2. Prepare environment variables

export OCTODNS_METANAME_SECRET_RESOLVER="op_opsdevnz.octodns_hooks:resolve"
source env/metaname-test-opstest.env

The resolver bridges OctoDNS to the shared 1Password helper so references like METANAME_API_TOKEN_REF can be resolved automatically. Environment files under env/ already export their variables so set -a shells are no longer required.

3. Validate locally

Run the standard validation sequence from the repository root:

octodns-validate --config-file configs/config.opstest.yaml
octodns-sync --config-file configs/config.opstest.yaml

Without --doit, octodns-sync performs a dry-run and prints the proposed DNS changes.

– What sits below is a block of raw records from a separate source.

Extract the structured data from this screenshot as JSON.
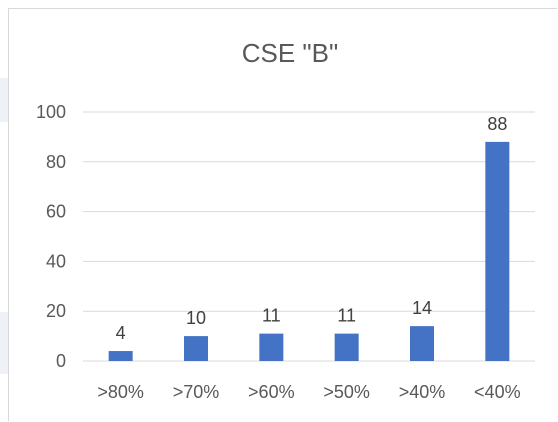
{
  "chart_data": {
    "type": "bar",
    "title": "CSE \"B\"",
    "categories": [
      ">80%",
      ">70%",
      ">60%",
      ">50%",
      ">40%",
      "<40%"
    ],
    "values": [
      4,
      10,
      11,
      11,
      14,
      88
    ],
    "ylim": [
      0,
      100
    ],
    "yticks": [
      0,
      20,
      40,
      60,
      80,
      100
    ],
    "xlabel": "",
    "ylabel": "",
    "grid": true,
    "legend": "none",
    "data_labels": true,
    "colors": {
      "bar": "#4472c4",
      "grid": "#d9d9d9",
      "text": "#595959"
    }
  }
}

Review the output for any unexpected diffs before committing; re-run with --doit only when you are ready to push updates to Metaname.

4. Commit and push

Create a new branch, commit the zone/config changes, and push to GitLab. The CI pipeline runs when files matching the following patterns change:

  • configs/**
  • modules/octodns_metaname/**
  • scripts/**
  • zones/**
  • env/metaname-*.env

plan_test and plan_prod jobs publish artefacts (octodns-plan-*.txt) that mirror the local dry-run output. Download them from the pipeline page to verify the remote plan if needed.

5. Apply changes

Deployment jobs (apply_test and apply_prod) are manual and should be run in GitLab once the plan output looks correct. Launching these jobs requires the appropriate 1Password service-account variables to be configured in the project’s CI settings.

6. Update documentation

If the workflow introduced new processes, update the MkDocs pages under website/docs/ so the wider team can follow the same steps. Regenerate the site locally with mkdocs build or mkdocs serve and include the Markdown updates with your merge request.